6/10
"The play has ended"
16 June 2011
In the early years of the sound era Paramount produced a number of Ruritanian musical comedies, innuendo-filled romances set in often-fictional European countries, heavily in the mould of turn-of-the-century operettas. Most of them starred Maurice Chevalier and/or Jeanette MacDonald, and most of them were directed by Ernst Lubitsch. The Merry Widow, made at MGM some time after the original wave of movies had hit their peak and tailed off, reunites the two stars and director in a musical that is actually based on a genuine turn-of-the-century operetta by Franz Lehár. Was this a perfect partnership or a dead horse being flogged?

Although I'm not too familiar with the original operetta, it seems the biggest survivor from it is Lehár's music, which contains many a fine and vaguely familiar tune. The plot has been given a makeover by frequent Lubitsch screenwriters Ernest Vajda and Samson Raphaelson, that is very typical Vajda/Raphaelson material, a frothy comedy of errors that seems to take place in a land where adultery has the status of a national sport. There seems to have been a bit of simplification and truncation to make way for the musical numbers however. For example, we get the lengthy "Tonight Will Teach Me to Forget" and surrounding business telling us MacDonald is besotted with Chevalier, but their only scene together before that is not substantial enough to suggest such a spark has been struck. The English lyrics were written by the great Lorenz Hart, so it's a pity Jeanette MacDonald's voice is at its most indecipherably operatic.

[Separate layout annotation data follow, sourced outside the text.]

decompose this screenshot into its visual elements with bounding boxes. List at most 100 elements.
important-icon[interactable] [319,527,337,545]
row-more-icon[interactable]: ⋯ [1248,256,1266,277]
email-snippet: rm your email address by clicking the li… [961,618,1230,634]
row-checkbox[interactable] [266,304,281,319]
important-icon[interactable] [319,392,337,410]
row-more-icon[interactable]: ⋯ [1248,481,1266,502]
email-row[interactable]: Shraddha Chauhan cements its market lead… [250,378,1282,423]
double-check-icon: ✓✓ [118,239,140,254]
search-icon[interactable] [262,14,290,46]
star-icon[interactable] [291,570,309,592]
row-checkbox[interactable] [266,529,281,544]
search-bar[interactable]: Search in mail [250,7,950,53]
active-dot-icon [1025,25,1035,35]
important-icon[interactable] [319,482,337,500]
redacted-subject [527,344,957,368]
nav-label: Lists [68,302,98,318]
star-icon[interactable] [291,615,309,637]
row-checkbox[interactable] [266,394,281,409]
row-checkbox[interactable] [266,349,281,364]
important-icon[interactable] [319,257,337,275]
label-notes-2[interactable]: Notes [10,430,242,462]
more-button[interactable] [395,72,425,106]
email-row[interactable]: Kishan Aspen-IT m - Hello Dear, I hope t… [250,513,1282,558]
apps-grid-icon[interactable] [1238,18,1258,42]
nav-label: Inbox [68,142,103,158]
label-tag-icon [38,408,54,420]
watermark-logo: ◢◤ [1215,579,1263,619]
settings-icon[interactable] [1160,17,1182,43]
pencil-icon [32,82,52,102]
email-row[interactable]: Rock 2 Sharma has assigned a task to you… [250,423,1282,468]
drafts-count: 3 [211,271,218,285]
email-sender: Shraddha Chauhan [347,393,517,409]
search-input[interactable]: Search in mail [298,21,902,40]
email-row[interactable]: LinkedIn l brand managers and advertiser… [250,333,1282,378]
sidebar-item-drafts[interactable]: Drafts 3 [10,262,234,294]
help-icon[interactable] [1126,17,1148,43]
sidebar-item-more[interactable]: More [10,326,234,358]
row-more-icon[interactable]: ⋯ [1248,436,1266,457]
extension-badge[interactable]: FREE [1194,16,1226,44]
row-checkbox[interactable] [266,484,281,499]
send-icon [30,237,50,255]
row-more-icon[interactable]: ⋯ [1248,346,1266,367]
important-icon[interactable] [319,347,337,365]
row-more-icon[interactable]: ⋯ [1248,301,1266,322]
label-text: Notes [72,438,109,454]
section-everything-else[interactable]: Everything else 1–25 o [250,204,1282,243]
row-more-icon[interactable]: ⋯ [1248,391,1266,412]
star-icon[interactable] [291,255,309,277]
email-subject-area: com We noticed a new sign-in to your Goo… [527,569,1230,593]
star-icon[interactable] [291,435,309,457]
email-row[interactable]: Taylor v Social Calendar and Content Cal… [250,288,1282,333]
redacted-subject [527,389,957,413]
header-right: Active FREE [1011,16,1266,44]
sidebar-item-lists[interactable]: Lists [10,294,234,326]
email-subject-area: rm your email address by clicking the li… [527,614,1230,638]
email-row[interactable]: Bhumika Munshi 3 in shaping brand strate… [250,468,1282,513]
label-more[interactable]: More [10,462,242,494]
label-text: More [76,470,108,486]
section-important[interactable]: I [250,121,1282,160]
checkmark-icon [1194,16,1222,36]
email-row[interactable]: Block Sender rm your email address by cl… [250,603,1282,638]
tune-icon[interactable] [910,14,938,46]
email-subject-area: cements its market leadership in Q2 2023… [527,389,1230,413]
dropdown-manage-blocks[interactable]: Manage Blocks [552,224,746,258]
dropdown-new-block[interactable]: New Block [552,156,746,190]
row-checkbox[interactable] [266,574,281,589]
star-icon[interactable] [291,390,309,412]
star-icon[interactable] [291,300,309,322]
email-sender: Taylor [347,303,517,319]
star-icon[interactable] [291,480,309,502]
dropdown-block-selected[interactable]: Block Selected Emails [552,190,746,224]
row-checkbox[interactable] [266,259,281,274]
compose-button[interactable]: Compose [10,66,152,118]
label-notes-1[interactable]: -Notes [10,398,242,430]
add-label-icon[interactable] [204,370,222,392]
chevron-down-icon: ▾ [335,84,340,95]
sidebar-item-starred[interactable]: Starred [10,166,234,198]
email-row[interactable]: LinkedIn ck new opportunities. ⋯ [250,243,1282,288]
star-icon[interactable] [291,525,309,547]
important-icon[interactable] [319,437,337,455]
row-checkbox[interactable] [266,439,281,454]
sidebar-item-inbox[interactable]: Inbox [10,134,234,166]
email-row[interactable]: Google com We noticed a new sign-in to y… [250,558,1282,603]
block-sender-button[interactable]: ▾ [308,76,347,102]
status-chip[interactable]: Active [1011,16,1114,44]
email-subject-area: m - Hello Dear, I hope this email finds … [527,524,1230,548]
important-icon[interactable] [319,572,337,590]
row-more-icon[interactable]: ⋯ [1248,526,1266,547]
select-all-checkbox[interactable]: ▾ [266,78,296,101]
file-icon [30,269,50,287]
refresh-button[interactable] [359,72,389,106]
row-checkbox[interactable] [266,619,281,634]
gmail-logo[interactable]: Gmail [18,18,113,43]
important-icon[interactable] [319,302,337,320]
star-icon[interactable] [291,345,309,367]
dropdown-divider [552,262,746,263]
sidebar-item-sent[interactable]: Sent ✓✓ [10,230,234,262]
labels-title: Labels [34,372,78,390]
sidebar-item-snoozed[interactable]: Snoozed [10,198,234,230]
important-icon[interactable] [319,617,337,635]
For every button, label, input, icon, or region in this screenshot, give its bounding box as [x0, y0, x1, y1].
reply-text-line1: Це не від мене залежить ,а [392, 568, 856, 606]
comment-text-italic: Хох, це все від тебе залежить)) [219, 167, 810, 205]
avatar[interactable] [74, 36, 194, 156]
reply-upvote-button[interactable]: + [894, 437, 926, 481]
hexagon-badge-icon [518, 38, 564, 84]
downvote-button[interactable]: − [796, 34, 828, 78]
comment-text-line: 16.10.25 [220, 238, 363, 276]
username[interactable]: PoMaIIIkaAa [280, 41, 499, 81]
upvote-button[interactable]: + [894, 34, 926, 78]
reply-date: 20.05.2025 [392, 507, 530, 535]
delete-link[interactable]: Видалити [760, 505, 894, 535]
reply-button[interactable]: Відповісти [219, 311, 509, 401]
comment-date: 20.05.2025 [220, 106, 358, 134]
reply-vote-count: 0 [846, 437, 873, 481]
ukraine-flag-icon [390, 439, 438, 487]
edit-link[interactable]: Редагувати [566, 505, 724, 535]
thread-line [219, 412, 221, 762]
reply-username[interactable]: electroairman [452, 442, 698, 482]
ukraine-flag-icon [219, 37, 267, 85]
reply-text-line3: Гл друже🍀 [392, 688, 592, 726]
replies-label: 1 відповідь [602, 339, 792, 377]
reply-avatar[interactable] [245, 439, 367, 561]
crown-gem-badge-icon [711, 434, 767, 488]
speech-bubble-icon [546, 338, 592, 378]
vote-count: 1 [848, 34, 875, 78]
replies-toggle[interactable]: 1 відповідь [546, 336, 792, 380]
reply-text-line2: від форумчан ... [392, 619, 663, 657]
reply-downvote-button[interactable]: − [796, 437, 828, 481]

The Merry Widow finds Lubitsch at his most stylised and baroque, with lots of deeply layered shot compositions reminiscent of his old studio-mate Josef "von" Sternberg's work. His musical sensitivity is more pronounced than it was in his earlier musicals, for example a burst of strings timed to a door opening on Jeanette MacDonald, or a line of dancers viewed from above seeming to filter down the screen, probably more than anything a sign of the game being upped by Busby Berkely and the Astaire and Rogers musicals. As usual however Lubitsch's forte is his comedic sensibility. For The Merry Widow a lot of scenes key scenes are stolen by some comic diversion, such as a shocked Edward Everett Horton grabbing at the coffee pot while offscreen MacDonald and Chevalier are realising who each other are. It's funny stuff but it does blunt the romantic angle somewhat. And it's not as if Lubitsch couldn't balance soaring romance with vibrant comedy (see for example the brilliant 1932 piece Trouble in Paradise).

Happily, Maurice Chevalier hasn't lost his touch. There aren't too many songs for him here, but his flair for comedy has not lost its edge. He is simply superb in the scene where he induces MacDonald and the king to pretend that the three of them are having some jolly conversation. MacDonald too is acting well, although I do just wish her vocals were a little clearer. As usual there is a fine crop of characters here. George Barbier is the best of the bunch, very much getting into the spirit of things in what is one of his most prominent parts. On the other hand Sterling Holloway is underused and the normally-excellent Edward Everett Horton doesn't seem quite his usual self.

All in all, The Merry Widow is a pretty-looking but rather disappointing affair. It doesn't really recapture the old magic of The Love Parade or The Smiling Lieutenant. Nor does it, I suspect, do much justice to Franz Lehár. By now the movie musical had moved on and far better stuff was being done elsewhere. MGM knew how to make a finely crafted production (well-deserved honourable mention for Cedric Gibbons and Frank Hope's gorgeous art direction), but this one just doesn't have enough heart and soul behind it.